Leaving Santa Fe I drove straight on to Amarillo where I stopped for an espresso at Evocation, then onward to Palo Duro Canyon where I camped.
I passed through the gates and took a short, winding drive around the rim before charging down the steep decent to the canyon floor where the campsites are. During all of this the sun had only just dissolved into the horizon (it was a red disc slowly sinking into distant desert sands when I arrived at the entrance to the park), and all around me the landscape was pitched into the blue-black of twilight.
Having pitched my tent on a clean, grassy spot along the edge of some vegetation—low trees and chaparral—I proceeded to cook my dinner to the quiet orchestrations of insects.
Through all the night was the velvet hooting of owls, and the howl and shriek of coyotes. The moon bright as a billiard ball—a spotlight glancing off its surface. An enormous eye so far away that despite its great speed in circling the earth appears to be floating overhead, fixed in place.
Woke up in the morning to a blinding, impenetrable sun creeping over the canyon rim, two deer nibbling their way across the campground, birds fluttering from shrub to shrub to tree—Redstart, Black-Crested Titmouse, Warblers—a roadrunner meandering in its start-and-stop way, the air alive with bird song and taut, blazing sunlight. Everything shimmering and weightless, carried on wings.
After taking an age to make a cup of coffee and get packed up, I drove up and out of the canyon, back towards Amarillo and the interstate, stopping on a few occasions to take photos of the western panhandle’s flat earth, vanishing point perspective roads, and a tumbledown house surrounded by an oasis of dead trees. The western portion of the panhandle is flat and lifeless (Palo Duro Canyon being a tremendous exception); fascinating in its own right, like, say, the way the lunar landscape is fascinating. The panhandle’s eastern half abounds with small canyons and rolling hills—vastly different, and far more interesting. One might even say, awe inspiring. This continues into Oklahoma, minus the canyons and awe inspiring, though the landscape does continue its trajectory of increasingly green lushness (I will have to wait until Arkansas until the term “lush” truly becomes apt though).

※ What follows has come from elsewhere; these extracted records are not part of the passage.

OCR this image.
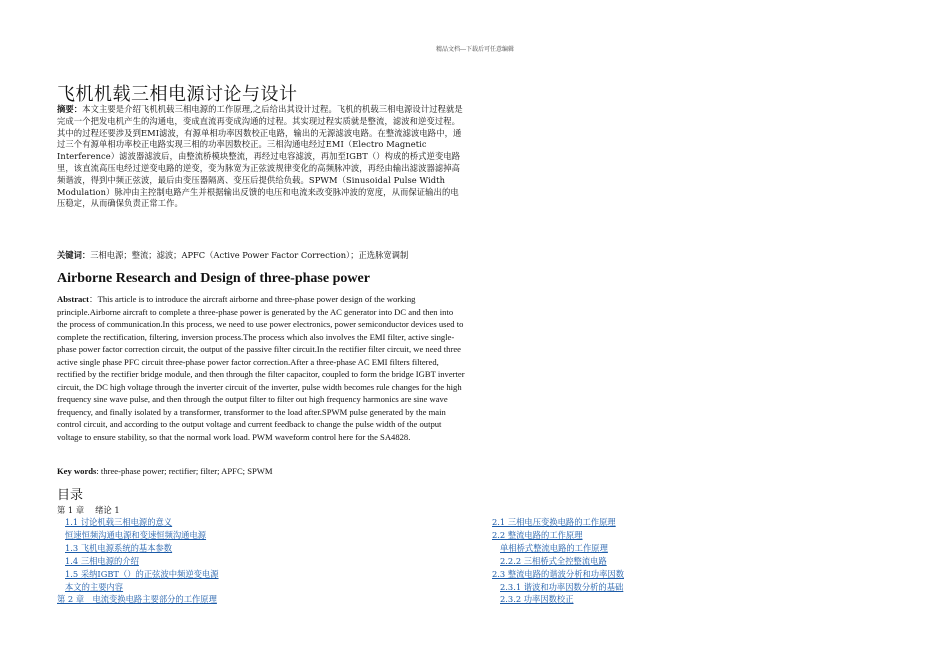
精品文档---下载后可任意编辑
飞机机载三相电源讨论与设计
摘要：本文主要是介绍飞机机载三相电源的工作原理,之后给出其设计过程。飞机的机载三相电源设计过程就是完成一个把发电机产生的沟通电，变成直流再变成沟通的过程。其实现过程实质就是整流，滤波和逆变过程。其中的过程还要涉及到EMI滤波，有源单相功率因数校正电路，输出的无源滤波电路。在整流滤波电路中，通过三个有源单相功率校正电路实现三相的功率因数校正。三相沟通电经过EMI（Electro Magnetic Interference）滤波器滤波后，由整流桥模块整流，再经过电容滤波，再加至IGBT（）构成的桥式逆变电路里，该直流高压电经过逆变电路的逆变，变为脉宽为正弦波规律变化的高频脉冲波，再经由输出滤波器滤掉高频谐波，得到中频正弦波，最后由变压器隔离、变压后提供给负载。SPWM（Sinusoidal Pulse Width Modulation）脉冲由主控制电路产生并根据输出反馈的电压和电流来改变脉冲波的宽度，从而保证输出的电压稳定，从而确保负责正常工作。
关键词：三相电源；整流；滤波；APFC（Active Power Factor Correction）；正选脉宽调制
Airborne Research and Design of three-phase power
Abstract：This article is to introduce the aircraft airborne and three-phase power design of the working principle.Airborne aircraft to complete a three-phase power is generated by the AC generator into DC and then into the process of communication.In this process, we need to use power electronics, power semiconductor devices used to complete the rectification, filtering, inversion process.The process which also involves the EMI filter, active single-phase power factor correction circuit, the output of the passive filter circuit.In the rectifier filter circuit, we need three active single phase PFC circuit three-phase power factor correction.After a three-phase AC EMI filters filtered, rectified by the rectifier bridge module, and then through the filter capacitor, coupled to form the bridge IGBT inverter circuit, the DC high voltage through the inverter circuit of the inverter, pulse width becomes rule changes for the high frequency sine wave pulse, and then through the output filter to filter out high frequency harmonics are sine wave frequency, and finally isolated by a transformer, transformer to the load after.SPWM pulse generated by the main control circuit, and according to the output voltage and current feedback to change the pulse width of the output voltage to ensure stability, so that the normal work load. PWM waveform control here for the SA4828.
Key words: three-phase power; rectifier; filter; APFC; SPWM
目录
第 1 章　 绪论 1
1.1 讨论机载三相电源的意义
恒速恒频沟通电源和变速恒频沟通电源
1.3 飞机电源系统的基本参数
1.4 三相电源的介绍
1.5 采纳IGBT（）的正弦波中频逆变电源
本文的主要内容
第 2 章　电流变换电路主要部分的工作原理
2.1 三相电压变换电路的工作原理
2.2 整流电路的工作原理
单相桥式整流电路的工作原理
2.2.2 三相桥式全控整流电路
2.3 整流电路的谐波分析和功率因数
2.3.1 谐波和功率因数分析的基础
2.3.2 功率因数校正
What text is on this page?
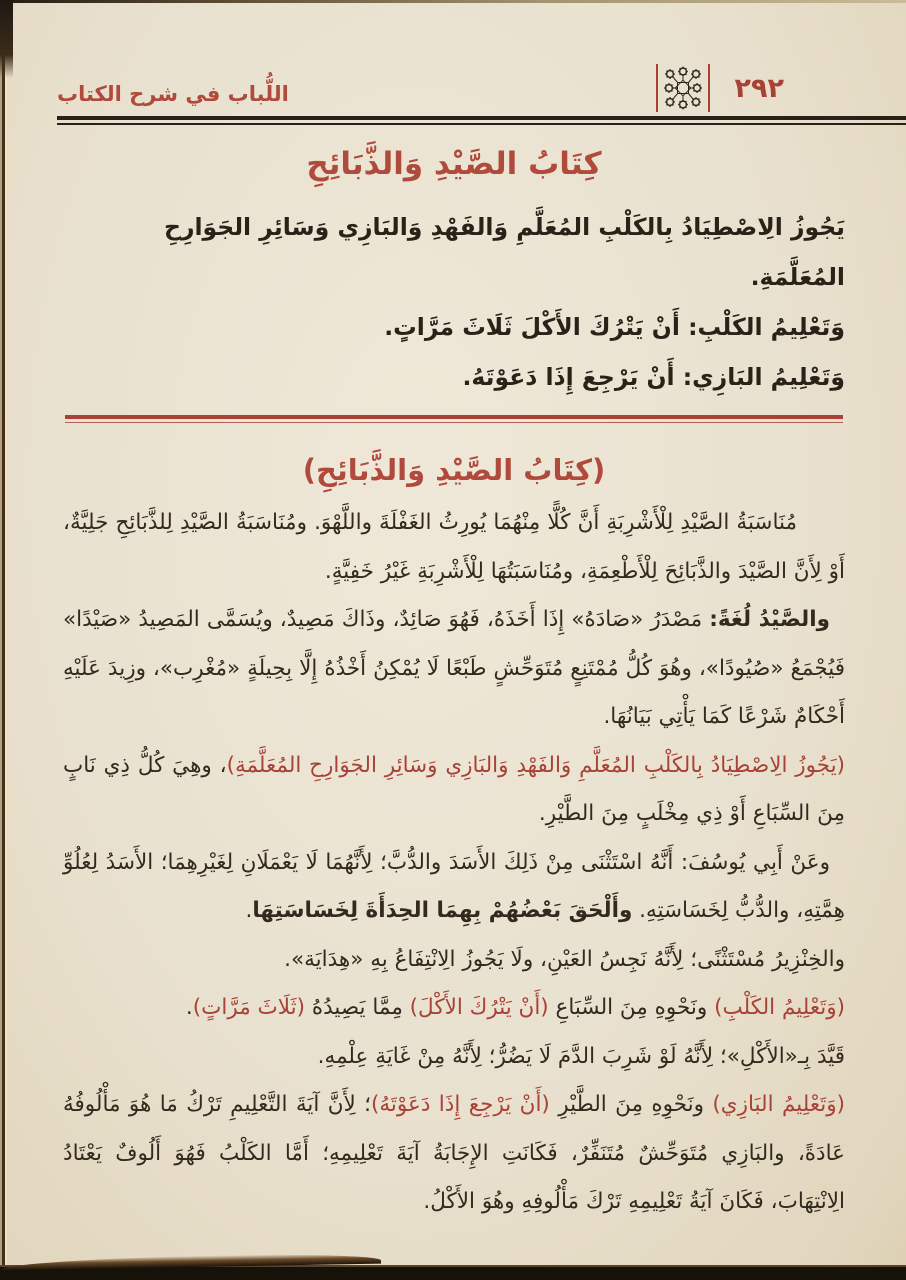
اللُّباب في شرح الكتاب	٢٩٢
كِتَابُ الصَّيْدِ وَالذَّبَائِحِ
يَجُوزُ الِاصْطِيَادُ بِالكَلْبِ المُعَلَّمِ وَالفَهْدِ وَالبَازِي وَسَائِرِ الجَوَارِحِ المُعَلَّمَةِ.
وَتَعْلِيمُ الكَلْبِ: أَنْ يَتْرُكَ الأَكْلَ ثَلَاثَ مَرَّاتٍ.
وَتَعْلِيمُ البَازِي: أَنْ يَرْجِعَ إِذَا دَعَوْتَهُ.
(كِتَابُ الصَّيْدِ وَالذَّبَائِحِ)

مُنَاسَبَةُ الصَّيْدِ لِلْأَشْرِبَةِ أَنَّ كُلًّا مِنْهُمَا يُورِثُ الغَفْلَةَ واللَّهْوَ. ومُنَاسَبَةُ الصَّيْدِ لِلذَّبَائِحِ جَلِيَّةٌ، أَوْ لِأَنَّ الصَّيْدَ والذَّبَائِحَ لِلْأَطْعِمَةِ، ومُنَاسَبَتُهَا لِلْأَشْرِبَةِ غَيْرُ خَفِيَّةٍ.

والصَّيْدُ لُغَةً: مَصْدَرُ «صَادَهُ» إِذَا أَخَذَهُ، فَهُوَ صَائِدٌ، وذَاكَ مَصِيدٌ، ويُسَمَّى المَصِيدُ «صَيْدًا» فَيُجْمَعُ «صُيُودًا»، وهُوَ كُلُّ مُمْتَنِعٍ مُتَوَحِّشٍ طَبْعًا لَا يُمْكِنُ أَخْذُهُ إِلَّا بِحِيلَةٍ «مُغْرِب»، وزِيدَ عَلَيْهِ أَحْكَامٌ شَرْعًا كَمَا يَأْتِي بَيَانُهَا.

(يَجُوزُ الِاصْطِيَادُ بِالكَلْبِ المُعَلَّمِ وَالفَهْدِ وَالبَازِي وَسَائِرِ الجَوَارِحِ المُعَلَّمَةِ)، وهِيَ كُلُّ ذِي نَابٍ مِنَ السِّبَاعِ أَوْ ذِي مِخْلَبٍ مِنَ الطَّيْرِ.

وعَنْ أَبِي يُوسُفَ: أَنَّهُ اسْتَثْنَى مِنْ ذَلِكَ الأَسَدَ والدُّبَّ؛ لِأَنَّهُمَا لَا يَعْمَلَانِ لِغَيْرِهِمَا؛ الأَسَدُ لِعُلُوِّ هِمَّتِهِ، والدُّبُّ لِخَسَاسَتِهِ. وأَلْحَقَ بَعْضُهُمْ بِهِمَا الحِدَأَةَ لِخَسَاسَتِهَا.

والخِنْزِيرُ مُسْتَثْنًى؛ لِأَنَّهُ نَجِسُ العَيْنِ، ولَا يَجُوزُ الِانْتِفَاعُ بِهِ «هِدَايَة».

(وَتَعْلِيمُ الكَلْبِ) ونَحْوِهِ مِنَ السِّبَاعِ (أَنْ يَتْرُكَ الأَكْلَ) مِمَّا يَصِيدُهُ (ثَلَاثَ مَرَّاتٍ).

قَيَّدَ بِـ«الأَكْلِ»؛ لِأَنَّهُ لَوْ شَرِبَ الدَّمَ لَا يَضُرُّ؛ لِأَنَّهُ مِنْ غَايَةِ عِلْمِهِ.

(وَتَعْلِيمُ البَازِي) ونَحْوِهِ مِنَ الطَّيْرِ (أَنْ يَرْجِعَ إِذَا دَعَوْتَهُ)؛ لِأَنَّ آيَةَ التَّعْلِيمِ تَرْكُ مَا هُوَ مَأْلُوفُهُ عَادَةً، والبَازِي مُتَوَحِّشٌ مُتَنَفِّرٌ، فَكَانَتِ الإِجَابَةُ آيَةَ تَعْلِيمِهِ؛ أَمَّا الكَلْبُ فَهُوَ أَلُوفٌ يَعْتَادُ الِانْتِهَابَ، فَكَانَ آيَةُ تَعْلِيمِهِ تَرْكَ مَأْلُوفِهِ وهُوَ الأَكْلُ.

Stopped in Clinton to visit a couple who have recently moved their coffee business from the interior of an Airstream trailer to an actual brick and mortar shop front that they renovated themselves.
From Clinton to Tulsa where I stayed with another wonderful WarmShowers host who I’ve stayed in touch with via Facebook.
87 – El Malpais
During the drive from Flagstaff to Santa Fe I stopped at El Malpais National Monument for a couple hours to explore La Ventana Arch.
Easy to get to, La Ventana is located along highway 117, about a beautiful, 20 minute drive south off Interstate 40. There is much more to see within the 114,000 acre monument and 263,000 acre conservation area, but as I had limited time, not wanting to arrive at my friend’s house in Santa Fe too late, I decided to just stick to the area around the arch where I could explore in as much detail as I liked.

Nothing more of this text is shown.